Together BR talks about displaced students in St. George
BATON ROUGE - Members of the Better Together campaign gathered at the Greater Sixty-Aid Baptist church detailing their first analysis report on the St. George breakaway could effect the displacement of students throughout Baton Rouge.
Although voters could vote on St. George becoming a city sometime until after the November ballot, many are speaking out sooner than later.
"I'm very pleased with my childrens' school," said LeAnn Davis, who has two children in the East Baton Rouge school system. "I don't think anyone should step in and make decisions for my children. I think we are better together and we need to stay that way."

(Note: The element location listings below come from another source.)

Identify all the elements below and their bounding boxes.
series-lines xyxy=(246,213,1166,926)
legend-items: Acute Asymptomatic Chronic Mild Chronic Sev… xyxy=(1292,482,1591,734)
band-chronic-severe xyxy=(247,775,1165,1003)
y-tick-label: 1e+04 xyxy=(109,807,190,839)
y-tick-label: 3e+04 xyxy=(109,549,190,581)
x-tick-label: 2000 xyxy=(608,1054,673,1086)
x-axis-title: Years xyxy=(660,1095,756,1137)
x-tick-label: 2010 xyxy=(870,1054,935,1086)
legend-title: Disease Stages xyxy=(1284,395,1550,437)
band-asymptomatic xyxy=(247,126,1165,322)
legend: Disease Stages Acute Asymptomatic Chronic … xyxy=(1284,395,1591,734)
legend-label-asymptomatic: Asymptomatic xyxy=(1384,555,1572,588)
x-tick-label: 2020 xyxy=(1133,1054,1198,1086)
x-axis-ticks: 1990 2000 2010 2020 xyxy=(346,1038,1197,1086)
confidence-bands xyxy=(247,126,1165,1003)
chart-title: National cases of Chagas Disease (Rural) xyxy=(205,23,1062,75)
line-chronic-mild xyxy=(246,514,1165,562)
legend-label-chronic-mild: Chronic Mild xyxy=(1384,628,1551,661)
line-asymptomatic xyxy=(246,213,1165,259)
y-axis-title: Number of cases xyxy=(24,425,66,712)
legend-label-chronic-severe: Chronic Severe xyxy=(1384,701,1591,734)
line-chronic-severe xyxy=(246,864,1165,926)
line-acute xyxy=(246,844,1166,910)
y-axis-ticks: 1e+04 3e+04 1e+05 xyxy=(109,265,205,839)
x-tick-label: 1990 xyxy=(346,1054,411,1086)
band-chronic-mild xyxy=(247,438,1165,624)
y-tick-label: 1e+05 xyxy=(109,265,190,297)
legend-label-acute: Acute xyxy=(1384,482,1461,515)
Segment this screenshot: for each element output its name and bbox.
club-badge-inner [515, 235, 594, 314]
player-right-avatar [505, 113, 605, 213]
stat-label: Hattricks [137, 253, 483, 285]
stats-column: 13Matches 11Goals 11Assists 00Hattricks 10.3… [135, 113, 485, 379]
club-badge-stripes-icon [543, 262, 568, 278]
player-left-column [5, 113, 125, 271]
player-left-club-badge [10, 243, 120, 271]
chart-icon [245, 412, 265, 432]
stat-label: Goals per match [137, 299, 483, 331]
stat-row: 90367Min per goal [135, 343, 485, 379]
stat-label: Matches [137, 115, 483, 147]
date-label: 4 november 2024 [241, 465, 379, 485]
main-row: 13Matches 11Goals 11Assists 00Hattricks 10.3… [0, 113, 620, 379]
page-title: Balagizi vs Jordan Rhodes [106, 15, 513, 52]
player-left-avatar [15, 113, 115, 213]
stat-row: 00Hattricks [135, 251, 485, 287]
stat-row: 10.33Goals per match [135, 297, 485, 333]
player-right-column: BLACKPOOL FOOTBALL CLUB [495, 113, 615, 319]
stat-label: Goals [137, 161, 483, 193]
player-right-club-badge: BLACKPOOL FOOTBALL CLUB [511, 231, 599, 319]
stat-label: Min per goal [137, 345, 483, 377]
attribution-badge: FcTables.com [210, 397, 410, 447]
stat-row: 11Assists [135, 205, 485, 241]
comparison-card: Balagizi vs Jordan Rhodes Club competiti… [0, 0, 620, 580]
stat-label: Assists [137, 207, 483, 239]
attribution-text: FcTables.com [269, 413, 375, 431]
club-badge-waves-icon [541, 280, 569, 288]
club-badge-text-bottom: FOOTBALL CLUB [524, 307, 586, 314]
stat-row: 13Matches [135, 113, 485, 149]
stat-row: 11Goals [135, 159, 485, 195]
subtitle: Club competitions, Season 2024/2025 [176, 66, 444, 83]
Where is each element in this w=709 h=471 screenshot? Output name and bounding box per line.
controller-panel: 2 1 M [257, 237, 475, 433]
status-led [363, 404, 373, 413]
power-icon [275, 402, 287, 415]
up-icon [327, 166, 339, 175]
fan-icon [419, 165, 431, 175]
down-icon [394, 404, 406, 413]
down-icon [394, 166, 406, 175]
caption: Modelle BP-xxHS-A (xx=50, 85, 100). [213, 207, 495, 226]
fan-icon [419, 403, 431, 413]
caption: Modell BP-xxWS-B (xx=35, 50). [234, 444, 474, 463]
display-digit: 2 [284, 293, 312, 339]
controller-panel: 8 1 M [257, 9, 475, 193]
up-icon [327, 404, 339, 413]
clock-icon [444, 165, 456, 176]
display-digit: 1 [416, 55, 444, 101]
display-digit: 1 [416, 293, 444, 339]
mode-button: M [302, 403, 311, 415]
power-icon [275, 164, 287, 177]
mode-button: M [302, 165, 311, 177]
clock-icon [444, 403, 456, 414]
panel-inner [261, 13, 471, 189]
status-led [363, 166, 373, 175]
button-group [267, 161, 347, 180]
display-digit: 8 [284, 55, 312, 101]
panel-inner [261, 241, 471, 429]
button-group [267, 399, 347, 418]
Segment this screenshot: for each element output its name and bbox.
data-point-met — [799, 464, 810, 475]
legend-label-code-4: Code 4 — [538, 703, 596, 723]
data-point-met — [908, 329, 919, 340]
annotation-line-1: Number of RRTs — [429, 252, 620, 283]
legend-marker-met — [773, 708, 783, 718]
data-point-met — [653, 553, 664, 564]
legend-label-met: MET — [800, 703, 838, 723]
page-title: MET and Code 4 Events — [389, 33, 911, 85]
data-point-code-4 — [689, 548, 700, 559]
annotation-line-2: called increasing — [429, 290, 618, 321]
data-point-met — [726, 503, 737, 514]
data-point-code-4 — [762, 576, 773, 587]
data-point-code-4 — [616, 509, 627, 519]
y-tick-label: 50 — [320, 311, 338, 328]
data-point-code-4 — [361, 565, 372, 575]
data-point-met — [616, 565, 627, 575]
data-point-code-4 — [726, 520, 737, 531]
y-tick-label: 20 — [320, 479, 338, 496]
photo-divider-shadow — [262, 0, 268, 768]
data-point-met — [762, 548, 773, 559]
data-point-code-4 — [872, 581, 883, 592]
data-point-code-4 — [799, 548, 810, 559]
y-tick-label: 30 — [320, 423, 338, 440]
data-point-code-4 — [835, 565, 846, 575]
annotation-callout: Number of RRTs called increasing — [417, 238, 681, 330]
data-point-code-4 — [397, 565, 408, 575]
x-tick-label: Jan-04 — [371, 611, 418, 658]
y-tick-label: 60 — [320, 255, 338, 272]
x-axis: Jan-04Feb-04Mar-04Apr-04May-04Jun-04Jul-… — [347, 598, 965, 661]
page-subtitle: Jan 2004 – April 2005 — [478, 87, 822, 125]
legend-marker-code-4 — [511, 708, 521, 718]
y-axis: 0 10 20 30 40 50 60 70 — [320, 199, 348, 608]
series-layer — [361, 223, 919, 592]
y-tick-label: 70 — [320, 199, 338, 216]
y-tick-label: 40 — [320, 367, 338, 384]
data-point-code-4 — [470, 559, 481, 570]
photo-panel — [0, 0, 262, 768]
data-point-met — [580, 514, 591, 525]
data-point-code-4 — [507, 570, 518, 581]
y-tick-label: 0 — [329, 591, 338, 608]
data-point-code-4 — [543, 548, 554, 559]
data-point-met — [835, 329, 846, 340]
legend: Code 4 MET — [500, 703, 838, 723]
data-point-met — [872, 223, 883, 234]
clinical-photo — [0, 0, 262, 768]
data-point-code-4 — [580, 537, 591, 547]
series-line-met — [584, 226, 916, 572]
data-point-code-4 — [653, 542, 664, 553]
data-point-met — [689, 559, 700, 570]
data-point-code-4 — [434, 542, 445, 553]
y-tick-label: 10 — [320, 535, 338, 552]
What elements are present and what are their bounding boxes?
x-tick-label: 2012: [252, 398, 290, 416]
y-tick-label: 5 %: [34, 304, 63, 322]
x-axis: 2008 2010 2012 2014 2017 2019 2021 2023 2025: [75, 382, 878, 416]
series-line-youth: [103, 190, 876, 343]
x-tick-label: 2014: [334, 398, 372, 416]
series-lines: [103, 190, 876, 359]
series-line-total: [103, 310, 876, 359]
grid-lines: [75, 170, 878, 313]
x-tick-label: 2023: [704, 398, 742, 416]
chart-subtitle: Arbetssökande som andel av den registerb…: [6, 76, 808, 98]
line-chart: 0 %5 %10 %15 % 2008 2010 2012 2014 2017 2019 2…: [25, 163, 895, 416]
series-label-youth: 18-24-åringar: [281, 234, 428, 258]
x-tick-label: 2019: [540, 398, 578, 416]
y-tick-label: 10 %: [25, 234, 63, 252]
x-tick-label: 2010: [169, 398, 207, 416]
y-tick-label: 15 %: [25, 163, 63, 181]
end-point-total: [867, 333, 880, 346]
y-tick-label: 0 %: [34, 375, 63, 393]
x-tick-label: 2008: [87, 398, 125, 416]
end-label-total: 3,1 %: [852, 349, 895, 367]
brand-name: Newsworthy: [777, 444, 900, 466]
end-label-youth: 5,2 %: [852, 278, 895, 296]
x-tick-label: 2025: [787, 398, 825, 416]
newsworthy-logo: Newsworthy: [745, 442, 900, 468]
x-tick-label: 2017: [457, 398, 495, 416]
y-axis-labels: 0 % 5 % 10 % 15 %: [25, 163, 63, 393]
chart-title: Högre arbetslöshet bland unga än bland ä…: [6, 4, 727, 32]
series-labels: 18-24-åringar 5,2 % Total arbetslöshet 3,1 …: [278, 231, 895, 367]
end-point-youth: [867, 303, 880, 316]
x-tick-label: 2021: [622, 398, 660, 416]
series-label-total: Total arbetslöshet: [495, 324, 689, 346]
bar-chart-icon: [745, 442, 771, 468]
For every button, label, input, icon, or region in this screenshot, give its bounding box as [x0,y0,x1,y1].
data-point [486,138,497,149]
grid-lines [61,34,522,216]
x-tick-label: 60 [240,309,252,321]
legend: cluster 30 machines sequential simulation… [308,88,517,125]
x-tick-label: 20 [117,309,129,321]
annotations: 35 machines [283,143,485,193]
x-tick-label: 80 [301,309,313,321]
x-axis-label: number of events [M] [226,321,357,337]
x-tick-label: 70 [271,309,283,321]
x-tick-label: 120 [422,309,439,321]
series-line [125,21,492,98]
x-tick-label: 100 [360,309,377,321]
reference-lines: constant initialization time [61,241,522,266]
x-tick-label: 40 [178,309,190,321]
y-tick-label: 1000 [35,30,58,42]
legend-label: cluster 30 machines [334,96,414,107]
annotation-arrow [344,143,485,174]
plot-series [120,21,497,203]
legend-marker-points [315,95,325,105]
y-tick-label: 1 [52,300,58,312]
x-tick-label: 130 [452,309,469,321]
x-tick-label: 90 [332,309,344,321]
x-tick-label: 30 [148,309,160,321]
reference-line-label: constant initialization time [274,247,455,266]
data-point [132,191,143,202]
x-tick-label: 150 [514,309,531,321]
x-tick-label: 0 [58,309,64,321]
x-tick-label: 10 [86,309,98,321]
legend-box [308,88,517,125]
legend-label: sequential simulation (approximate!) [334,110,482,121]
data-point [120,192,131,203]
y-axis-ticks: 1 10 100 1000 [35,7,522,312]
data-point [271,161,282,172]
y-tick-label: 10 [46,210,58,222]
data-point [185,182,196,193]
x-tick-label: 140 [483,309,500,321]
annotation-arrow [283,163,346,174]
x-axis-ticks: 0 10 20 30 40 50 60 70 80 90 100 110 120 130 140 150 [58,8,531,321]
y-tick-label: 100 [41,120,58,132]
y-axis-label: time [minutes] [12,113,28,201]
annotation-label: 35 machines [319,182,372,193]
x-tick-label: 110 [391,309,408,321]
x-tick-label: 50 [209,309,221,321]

Together Baton Rouge and other concerned parents gathered to release a new analysis report detailing the effects of the possible "new city."
Under the report, Together Baton Rouge said they believe more than 90 percent of students could be displaced which is reported to be more than 8,000 thousand students, if St. George becomes a city.
"In the 70810 and the 70820 zip code where the Gardere children live, 2,638 students will lose access to their schools," said Dianne Hanley with Together Baton Rouge. "Kids all across the unincorporated area and even within the city will be cut off from their schools that they currently attend."
However, supporters of the St. George efforts claim that displacing children is nothing new to the city of Baton Rouge.
"It's ironic that they say these children will be displaced, said Lionel Rainey, St. George spokesperson. "They have no problem with children in traditional schools being forced out of that school to this school to articifically raise that school's score. "I mean what you got is the status quo."
Better Toegther said the report was based public records request through the parish school system.